To help you apply all the YAML changes thoroughly and safely, this section highlights the main changes from 4.22. All these changes are taken care of in the files shared with Duke.

Key Changes

  1. Zookeeper Removal: Zookeeper is no longer required and must be removed

  2. Environment Variables:

    • nirmata.workflow.usecurator added to catalog and config Deployments

  3. Policies Service Split: Split into 3 different deployments:

    • Policies: exposes the policies API
    • Policies-processor: implements background tasks
    • Policies-event-processor: processes events coming from the clusters

    The deployments share the same image. The identity of the pods is defined by environment variables: nirmata.policies.api, nirmata.policies.processor, nirmata.policies.event.processor.

  4. New Environment Variables: Added 2 environment variables:

    • nirmata.llm.apps.host
    • nirmata.datapipeline.enabled

  5. LLM Apps Service: All Nirmata services implementing AI features must send AI Bedrock requests to llm-apps.

  6. Environments Service Split: Split into 2 deployments:

    • Environments: provides the API
    • Environment-processor: implements background tasks

AI Configuration

This release introduces two new AI-powered features: Summarization & Prioritization, and Remediation.

These features are exclusively compatible with AWS Bedrock, the AI backend service validated by Nirmata. We have validated these features using two models: Anthropic Claude SONNET 3.7 and Anthropic Claude SONNET 4.0.

Please note that if you intend to use Claude 4.0, it is crucial to increase its model quotas to at least match the default quotas of Claude 3.7. The default quotas for Claude 4.0 are significantly lower, which can lead to frequent request throttling.

The inference profile must be created in the AWS account of the customer.

Inference Profile Creation

To create an inference profile, first locate the ARN of your desired model (Claude 4.0 or Claude 3.7). Model ARNs follow a specific format. You can then use this ARN to generate the profile.

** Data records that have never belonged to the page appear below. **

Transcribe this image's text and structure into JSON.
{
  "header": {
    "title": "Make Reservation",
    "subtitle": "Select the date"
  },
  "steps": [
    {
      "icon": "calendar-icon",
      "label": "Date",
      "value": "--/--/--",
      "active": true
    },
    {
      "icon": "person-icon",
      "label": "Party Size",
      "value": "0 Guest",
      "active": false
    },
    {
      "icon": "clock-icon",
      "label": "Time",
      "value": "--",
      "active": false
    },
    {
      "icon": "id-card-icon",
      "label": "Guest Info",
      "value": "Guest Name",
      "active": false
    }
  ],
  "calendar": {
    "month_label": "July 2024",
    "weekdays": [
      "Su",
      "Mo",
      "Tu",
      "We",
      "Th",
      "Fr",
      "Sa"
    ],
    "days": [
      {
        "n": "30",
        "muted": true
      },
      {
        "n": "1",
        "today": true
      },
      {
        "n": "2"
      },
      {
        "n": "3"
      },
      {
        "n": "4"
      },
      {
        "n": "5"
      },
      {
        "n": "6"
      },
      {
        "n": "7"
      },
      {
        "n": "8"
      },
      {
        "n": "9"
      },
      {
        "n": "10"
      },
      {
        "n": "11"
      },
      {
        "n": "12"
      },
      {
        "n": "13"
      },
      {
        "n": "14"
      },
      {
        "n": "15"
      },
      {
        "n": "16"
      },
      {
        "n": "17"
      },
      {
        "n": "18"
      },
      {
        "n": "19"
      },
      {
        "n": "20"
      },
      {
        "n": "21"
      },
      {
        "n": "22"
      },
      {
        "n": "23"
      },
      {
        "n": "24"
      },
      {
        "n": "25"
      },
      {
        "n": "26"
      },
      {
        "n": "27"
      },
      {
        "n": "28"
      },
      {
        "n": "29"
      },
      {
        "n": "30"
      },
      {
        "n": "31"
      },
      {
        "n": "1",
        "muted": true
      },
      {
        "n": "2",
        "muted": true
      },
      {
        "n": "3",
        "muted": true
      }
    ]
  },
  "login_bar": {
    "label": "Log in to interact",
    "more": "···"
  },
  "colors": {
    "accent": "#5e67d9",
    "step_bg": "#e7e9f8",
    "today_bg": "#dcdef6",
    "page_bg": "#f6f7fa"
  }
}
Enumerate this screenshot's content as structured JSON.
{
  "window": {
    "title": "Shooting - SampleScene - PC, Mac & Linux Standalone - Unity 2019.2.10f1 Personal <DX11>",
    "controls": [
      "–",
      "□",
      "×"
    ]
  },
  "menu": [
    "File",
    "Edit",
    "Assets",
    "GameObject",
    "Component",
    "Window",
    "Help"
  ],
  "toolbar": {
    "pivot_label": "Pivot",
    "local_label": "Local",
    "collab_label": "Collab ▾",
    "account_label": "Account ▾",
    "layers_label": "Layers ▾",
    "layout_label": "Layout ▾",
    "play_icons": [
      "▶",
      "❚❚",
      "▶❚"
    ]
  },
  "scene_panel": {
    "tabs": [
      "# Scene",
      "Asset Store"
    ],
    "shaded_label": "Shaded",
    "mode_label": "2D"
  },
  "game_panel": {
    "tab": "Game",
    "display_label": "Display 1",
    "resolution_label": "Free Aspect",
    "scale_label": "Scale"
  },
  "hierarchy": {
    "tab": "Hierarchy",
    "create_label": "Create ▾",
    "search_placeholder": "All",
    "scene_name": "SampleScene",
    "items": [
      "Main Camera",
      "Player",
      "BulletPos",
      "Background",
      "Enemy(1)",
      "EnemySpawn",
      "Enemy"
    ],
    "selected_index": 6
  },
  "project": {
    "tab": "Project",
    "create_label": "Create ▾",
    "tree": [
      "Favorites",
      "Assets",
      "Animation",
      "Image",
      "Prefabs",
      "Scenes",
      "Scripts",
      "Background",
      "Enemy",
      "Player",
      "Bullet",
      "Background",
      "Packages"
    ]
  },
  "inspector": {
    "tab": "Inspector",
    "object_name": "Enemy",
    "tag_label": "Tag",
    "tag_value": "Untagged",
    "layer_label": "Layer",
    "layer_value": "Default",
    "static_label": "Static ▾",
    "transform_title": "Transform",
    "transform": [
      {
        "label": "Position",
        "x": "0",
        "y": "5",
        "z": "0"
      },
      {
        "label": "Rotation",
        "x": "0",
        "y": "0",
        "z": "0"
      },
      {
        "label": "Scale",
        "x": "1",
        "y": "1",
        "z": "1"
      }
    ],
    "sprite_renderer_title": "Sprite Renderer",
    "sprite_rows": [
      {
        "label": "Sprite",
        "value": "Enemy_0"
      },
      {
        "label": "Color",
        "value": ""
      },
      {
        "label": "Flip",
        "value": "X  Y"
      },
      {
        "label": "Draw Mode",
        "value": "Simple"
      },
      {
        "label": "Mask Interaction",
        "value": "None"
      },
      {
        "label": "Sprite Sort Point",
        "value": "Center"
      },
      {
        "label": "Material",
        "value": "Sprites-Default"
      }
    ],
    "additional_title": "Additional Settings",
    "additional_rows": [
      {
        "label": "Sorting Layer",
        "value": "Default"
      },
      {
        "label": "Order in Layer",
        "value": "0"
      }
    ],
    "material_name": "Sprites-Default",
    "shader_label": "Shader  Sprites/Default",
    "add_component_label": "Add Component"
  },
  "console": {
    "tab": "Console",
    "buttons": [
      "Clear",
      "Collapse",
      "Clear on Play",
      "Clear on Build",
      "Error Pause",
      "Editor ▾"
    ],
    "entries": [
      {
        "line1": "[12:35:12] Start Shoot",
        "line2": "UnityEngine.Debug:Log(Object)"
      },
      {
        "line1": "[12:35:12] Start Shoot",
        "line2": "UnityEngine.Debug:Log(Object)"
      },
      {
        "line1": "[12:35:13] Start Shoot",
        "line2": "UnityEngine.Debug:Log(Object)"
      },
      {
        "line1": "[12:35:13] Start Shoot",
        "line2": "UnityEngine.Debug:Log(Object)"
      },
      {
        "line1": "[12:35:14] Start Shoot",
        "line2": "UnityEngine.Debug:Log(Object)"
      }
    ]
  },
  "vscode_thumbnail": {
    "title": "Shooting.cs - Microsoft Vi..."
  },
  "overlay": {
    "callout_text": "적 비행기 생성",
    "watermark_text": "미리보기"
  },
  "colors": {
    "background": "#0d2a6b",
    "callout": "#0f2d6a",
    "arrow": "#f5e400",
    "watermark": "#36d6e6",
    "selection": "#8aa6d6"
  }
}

arn:aws:bedrock:<region>:<your-aws-account-number>:inference-profile/us.anthropic.claude-sonnet-4-20250514-v1:0

Or

arn:aws:bedrock:<region>:<your-aws-account-number>:inference-profile/us.anthropic.claude-3-7-sonnet-20250219-v1:0

aws bedrock list-inference-profiles --region <your-region> --no-cli-pager

aws bedrock create-inference-profile        \
    --inference-profile-name <profile-name> \
    --model-source  copyFrom='<model-arn>'  \ 
    --region <your-region>

Pod Identity Configuration for EKS Clusters

To establish a trust relationship between Nirmata’s llm-app pods and the AWS Bedrock service, you must first configure an AWS Role. This role will be assumed by the llm-app pods, which are responsible for sending all Bedrock API requests. Therefore, all pods within this deployment need to be trusted by AWS.

Create an IAM role named nirmata-bedrock-role in your AWS Console. Then, attach the AmazonBedrockFullAccess policy to this role.

Then select the Trust relationships tab and click on Edit trust policy. Insert the following JSON:

{
    "Version": "2012-10-17",
    "Statement": [
        {
            "Effect": "Allow",
            "Principal": {
                "Service": "pods.eks.amazonaws.com"
            },
            "Action": [
                "sts:AssumeRole",
                "sts:TagSession"
            ]
        }
    ]
}

This next step links the IAM role from Step 1 to the Kubernetes service account of the llm-apps pods: llm-app. This association tells EKS that any pod using the llm-apps service account should be allowed to assume the nirmata-bedrock-role.

# Replace placeholders with your values
aws eks create-pod-identity-association \
  --cluster-name <YOUR-CLUSTER-NAME> \
  --namespace <NAMESPACE> \
  --service-account llm-apps \
  --role-arn arn:aws:iam::<AWS-ACCOUNT-ID>:role/nirmata-bedrock-role

The EKS Pod Identity Agent will automatically handle injecting the necessary AWS credential environment variables into the pod.

Pod Identity Configuration for Non-EKS Clusters

For a non-EKS Kubernetes cluster, you would configure IAM Roles for Service Accounts (IRSA) by setting up your own OIDC provider.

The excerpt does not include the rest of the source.